The nominating convention is not an institution invented by the Founding Fathers, and is not mentioned in the Constitution. It emerged in the 1830s, as voting was democratized and as the nation continued to expand well beyond the original 13 states. By the time convnetions were becoming a standard feature of US politics, the telegraph was available to publicize major speeches and the nominating process. One is tempted to think of the later nineteenth century as a golden era, when conventions really mattered, because real debate took place and because real choices between candidates had to be made. Judging by the general quality of the presidents from Grant to McKinley, however, perhaps Mark Twain and Dudley Warner were right to call it only the Gilded Age, or superficially golden.

Since then, every generation has reinvented the convention, which today is a showcase of unity, not a forum for debate. The Democratic National Convention in Denver is certainly a case in point. After a intra-party civil war all spring, the Clintonites have given their unequivocal support to Barack Obama. Moreover, the party has paraded a host of other speakers before the public, to show the diversity and talent that the Democrats can bring to the White House, if given the chance.

I watched all of the speakers on Tuesday night, and recommend going to YuuTube for a look at some of those who have not gotten much subsequent attention, particularly in Denmark where the quality of the coverage has been superficial at best. One of the best performances was that of the Governor of Montana, Brian Schweitzer, who literally had the entire convention standing up and shouting their support by the end of his 15 minutes. He came across beautifully as a shrewd rancher turned politician, with economic policies that had already done for his state what Obama wants to do for the nation as a whole. But these words are a silly, weak, and dry summary that does no justice to his sly, triumphant performance. Watching him, you can see why the pragmatist wing of the party has managed to win the governorships of the formerly "Red" states of Montana, Wyoming, Colorado, New Mexico, and even McCain's Arizona.

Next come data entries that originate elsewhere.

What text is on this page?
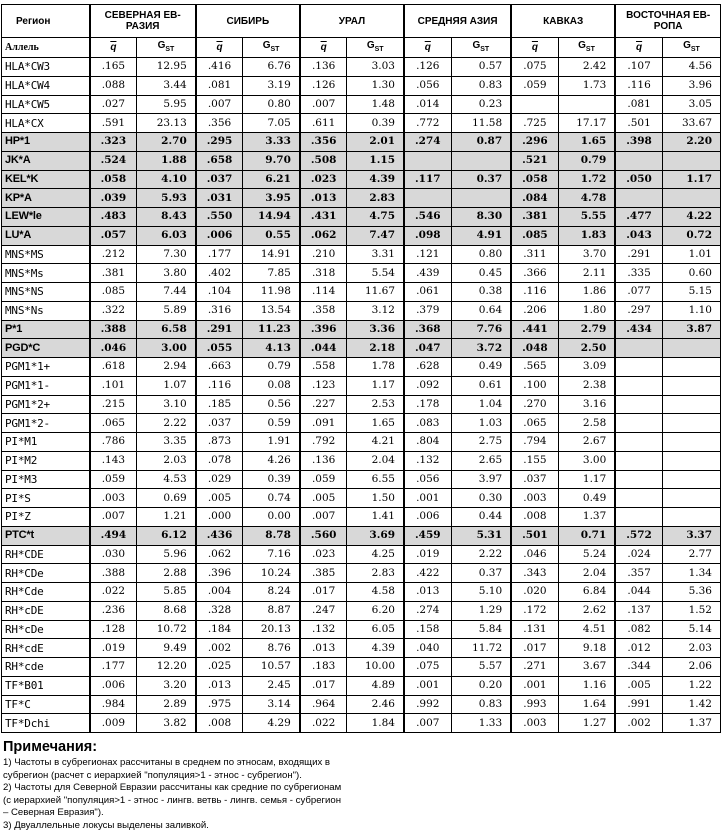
Регион	СЕВЕРНАЯ ЕВ-
РАЗИЯ		СИБИРЬ		УРАЛ		СРЕДНЯЯ АЗИЯ		КАВКАЗ		ВОСТОЧНАЯ ЕВ-
РОПА	
Аллель	$\overline{q}$	$G_{ST}$	$\overline{q}$	$G_{ST}$	$\overline{q}$	$G_{ST}$	$\overline{q}$	$G_{ST}$	$\overline{q}$	$G_{ST}$	$\overline{q}$	$G_{ST}$
HLA*CW3	.165	12.95	.416	6.76	.136	3.03	.126	0.57	.075	2.42	.107	4.56
HLA*CW4	.088	3.44	.081	3.19	.126	1.30	.056	0.83	.059	1.73	.116	3.96
HLA*CW5	.027	5.95	.007	0.80	.007	1.48	.014	0.23			.081	3.05
HLA*CX	.591	23.13	.356	7.05	.611	0.39	.772	11.58	.725	17.17	.501	33.67
HP*1	.323	2.70	.295	3.33	.356	2.01	.274	0.87	.296	1.65	.398	2.20
JK*A	.524	1.88	.658	9.70	.508	1.15			.521	0.79		
KEL*K	.058	4.10	.037	6.21	.023	4.39	.117	0.37	.058	1.72	.050	1.17
KP*A	.039	5.93	.031	3.95	.013	2.83			.084	4.78		
LEW*le	.483	8.43	.550	14.94	.431	4.75	.546	8.30	.381	5.55	.477	4.22
LU*A	.057	6.03	.006	0.55	.062	7.47	.098	4.91	.085	1.83	.043	0.72
MNS*MS	.212	7.30	.177	14.91	.210	3.31	.121	0.80	.311	3.70	.291	1.01
MNS*Ms	.381	3.80	.402	7.85	.318	5.54	.439	0.45	.366	2.11	.335	0.60
MNS*NS	.085	7.44	.104	11.98	.114	11.67	.061	0.38	.116	1.86	.077	5.15
MNS*Ns	.322	5.89	.316	13.54	.358	3.12	.379	0.64	.206	1.80	.297	1.10
P*1	.388	6.58	.291	11.23	.396	3.36	.368	7.76	.441	2.79	.434	3.87
PGD*C	.046	3.00	.055	4.13	.044	2.18	.047	3.72	.048	2.50		
PGM1*1+	.618	2.94	.663	0.79	.558	1.78	.628	0.49	.565	3.09		
PGM1*1-	.101	1.07	.116	0.08	.123	1.17	.092	0.61	.100	2.38		
PGM1*2+	.215	3.10	.185	0.56	.227	2.53	.178	1.04	.270	3.16		
PGM1*2-	.065	2.22	.037	0.59	.091	1.65	.083	1.03	.065	2.58		
PI*M1	.786	3.35	.873	1.91	.792	4.21	.804	2.75	.794	2.67		
PI*M2	.143	2.03	.078	4.26	.136	2.04	.132	2.65	.155	3.00		
PI*M3	.059	4.53	.029	0.39	.059	6.55	.056	3.97	.037	1.17		
PI*S	.003	0.69	.005	0.74	.005	1.50	.001	0.30	.003	0.49		
PI*Z	.007	1.21	.000	0.00	.007	1.41	.006	0.44	.008	1.37		
PTC*t	.494	6.12	.436	8.78	.560	3.69	.459	5.31	.501	0.71	.572	3.37
RH*CDE	.030	5.96	.062	7.16	.023	4.25	.019	2.22	.046	5.24	.024	2.77
RH*CDe	.388	2.88	.396	10.24	.385	2.83	.422	0.37	.343	2.04	.357	1.34
RH*Cde	.022	5.85	.004	8.24	.017	4.58	.013	5.10	.020	6.84	.044	5.36
RH*cDE	.236	8.68	.328	8.87	.247	6.20	.274	1.29	.172	2.62	.137	1.52
RH*cDe	.128	10.72	.184	20.13	.132	6.05	.158	5.84	.131	4.51	.082	5.14
RH*cdE	.019	9.49	.002	8.76	.013	4.39	.040	11.72	.017	9.18	.012	2.03
RH*cde	.177	12.20	.025	10.57	.183	10.00	.075	5.57	.271	3.67	.344	2.06
TF*B01	.006	3.20	.013	2.45	.017	4.89	.001	0.20	.001	1.16	.005	1.22
TF*C	.984	2.89	.975	3.14	.964	2.46	.992	0.83	.993	1.64	.991	1.42
TF*Dchi	.009	3.82	.008	4.29	.022	1.84	.007	1.33	.003	1.27	.002	1.37
Примечания:

1) Частоты в субрегионах рассчитаны в среднем по этносам, входящих в

субрегион (расчет с иерархией "популяция>1 - этнос - субрегион").

2) Частоты для Северной Евразии рассчитаны как средние по субрегионам

(с иерархией "популяция>1 - этнос - лингв. ветвь - лингв. семья - субрегион

– Северная Евразия").

3) Двуаллельные локусы выделены заливкой.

Other speakers reminded the party of its more radical traditions and urban roots, none better than Dennis Kucinich, a member of the House of Representatives from Cleveland. He has been demanding the impeachment of George W. Bush for lying to the nation about the reasons for going to war with Iraq. His six minute speech, "Wake Up America" was a wonderful example of a vitriolic, Populist attack on Washington, specifically the policies of George Bush. He also got much applause from the party faithful, though less than the more folksy Governor of Montana.

Then there were the personal stories told by ordinary citizens, something European politics might learn from. It is one thing to hear in the abstract that the Republican Congress has blocked legislation that would ensure women are given equal pay for equal work. It is another thing to hear a grandmother talk about working for a tire company for 19 years, discovering that during all that time she was given smaller raises than her male co-workers, winning a lawsuit at the local level, but losing it on appeal (Republican appointed judges on the Supreme Court), and how legislation to outlaw such discrimination was thwarted in the Senate (Republicans). There were many others with important personal stories to tell, and collectively they underscored the Democratic Party's platform.

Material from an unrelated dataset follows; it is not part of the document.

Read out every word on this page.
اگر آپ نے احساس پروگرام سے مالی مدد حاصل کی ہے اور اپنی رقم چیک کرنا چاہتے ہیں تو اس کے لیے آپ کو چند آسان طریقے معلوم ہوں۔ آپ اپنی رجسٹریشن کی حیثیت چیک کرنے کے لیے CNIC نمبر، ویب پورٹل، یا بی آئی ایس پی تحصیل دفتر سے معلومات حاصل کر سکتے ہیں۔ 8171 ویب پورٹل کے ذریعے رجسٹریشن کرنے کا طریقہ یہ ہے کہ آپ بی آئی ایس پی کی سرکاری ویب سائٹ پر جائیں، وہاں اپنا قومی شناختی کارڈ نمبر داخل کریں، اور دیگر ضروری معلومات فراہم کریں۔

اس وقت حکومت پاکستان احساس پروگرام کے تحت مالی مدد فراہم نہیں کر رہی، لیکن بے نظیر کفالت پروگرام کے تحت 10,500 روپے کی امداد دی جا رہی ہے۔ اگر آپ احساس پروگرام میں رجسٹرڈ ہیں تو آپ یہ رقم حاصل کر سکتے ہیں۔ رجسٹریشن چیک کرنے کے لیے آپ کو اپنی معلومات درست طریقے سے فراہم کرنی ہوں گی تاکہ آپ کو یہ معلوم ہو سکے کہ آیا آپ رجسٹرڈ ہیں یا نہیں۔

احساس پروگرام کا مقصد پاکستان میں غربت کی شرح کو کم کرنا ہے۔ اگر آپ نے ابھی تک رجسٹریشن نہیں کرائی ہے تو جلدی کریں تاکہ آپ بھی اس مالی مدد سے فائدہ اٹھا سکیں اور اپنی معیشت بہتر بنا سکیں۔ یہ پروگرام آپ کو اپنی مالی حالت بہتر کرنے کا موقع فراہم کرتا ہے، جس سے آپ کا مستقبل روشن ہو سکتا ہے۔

If one follows all of the events, which can be done on-line, what emerges is a richer and more interesting tapestry of images and ideas than one gets from the newspapers. They have to tell one or at most two stories, and so focus on just a few aspects of the Convention. Yes, Hillary and Bill both gave excellent speeches, but there was far more content in many other presentations. As so often happens, reporters focus on those elements of the present that they know from the past. The Clintons are already history, as the saying goes. Their style of politics is on the way out, replaced by the pragmatism of a new generation. For one more example of that, have a look at the speech by Massachusetts Governor Deval Patrick. I want to end by quoting extensively from his speech on Tuesday night:

"When I was growing up on the South Side of Chicago in the 50s and 60s, everything was broken. Playgrounds, schools, families and lives all broken. But we had a community. Those were days when every child was under the jurisdiction of every single adult on the block. So if you messed up in front of Ms. Jones' stoop, she would straighten you out as if you were hers and then call home, so you would get it twice. What those adults were trying to get across to us was that they had a stake in us. They wanted us to understand that membership in a community is seeing the stake that each of us has in our neighbor's dreams and struggles, as well as our own."

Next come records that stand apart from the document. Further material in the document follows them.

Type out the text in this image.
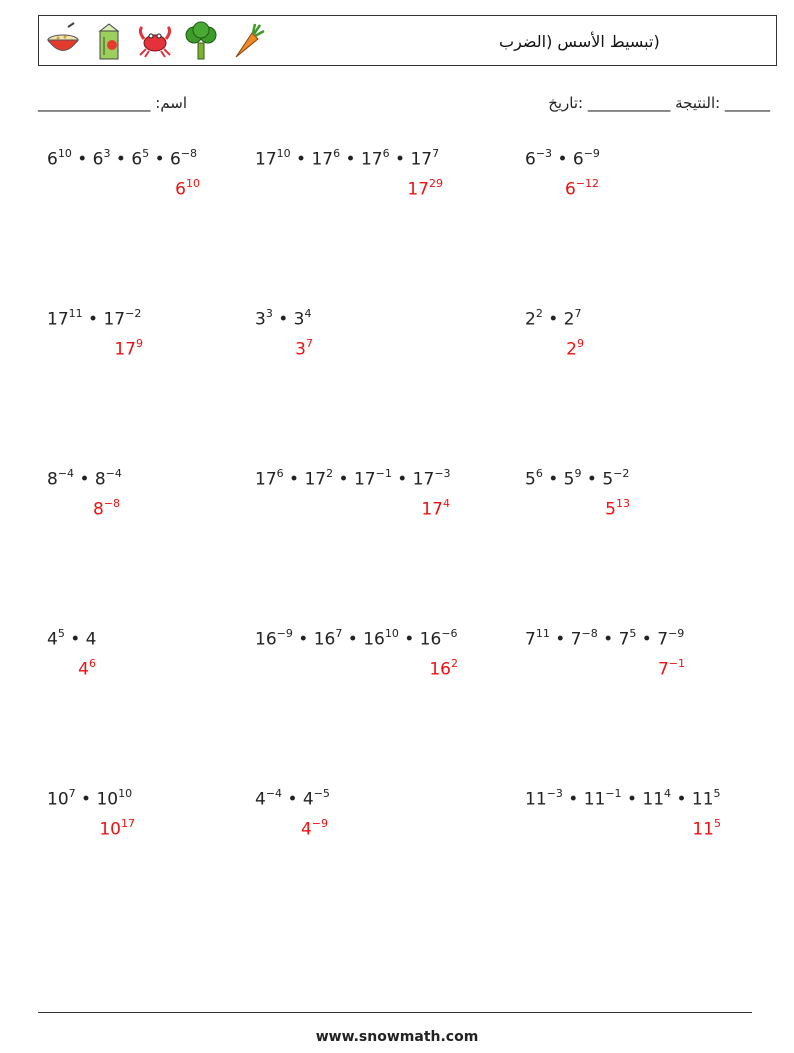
(تبسيط الأسس (الضرب
_______________ :اسم	النتيجة ___________ :تاريخ: ______
$6^{10}$ • $6^3$ • $6^5$ • $6^{-8}$
$6^{10}$
$17^{10}$ • $17^6$ • $17^6$ • $17^7$
$17^{29}$
$6^{-3}$ • $6^{-9}$
$6^{-12}$
$17^{11}$ • $17^{-2}$
$17^9$
$3^3$ • $3^4$
$3^7$
$2^2$ • $2^7$
$2^9$
$8^{-4}$ • $8^{-4}$
$8^{-8}$
$17^6$ • $17^2$ • $17^{-1}$ • $17^{-3}$
$17^4$
$5^6$ • $5^9$ • $5^{-2}$
$5^{13}$
$4^5$ • 4
$4^6$
$16^{-9}$ • $16^7$ • $16^{10}$ • $16^{-6}$
$16^2$
$7^{11}$ • $7^{-8}$ • $7^5$ • $7^{-9}$
$7^{-1}$
$10^7$ • $10^{10}$
$10^{17}$
$4^{-4}$ • $4^{-5}$
$4^{-9}$
$11^{-3}$ • $11^{-1}$ • $11^4$ • $11^5$
$11^5$
www.snowmath.com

Patrick went on, "Barack Obama has challenged us to rebuild our national community. To focus not on the things that tear us apart, but on those that bring us together; not on the right or the left, but right and wrong; not on yesterday, but tomorrow. These are the possibilities Barack Obama asks us to reach for. This is the kind of leadership he offers to bring to the presidency, not because government can solve every problem in everybody's life; but because "government," as Barney Frank likes to say, is simply the name we give to the things we choose to do together."

There is so much more to the Convention than you can find in the newspapers, especially the Danish newspapers, that for the rest of the campaign - less than 70 days left now - it would be best to get out on the Web and see the speeches, or read them, for yourself, rather than let a reporter tell you what was said. Just as important, you need to look for the things not covered at all in the newspapers.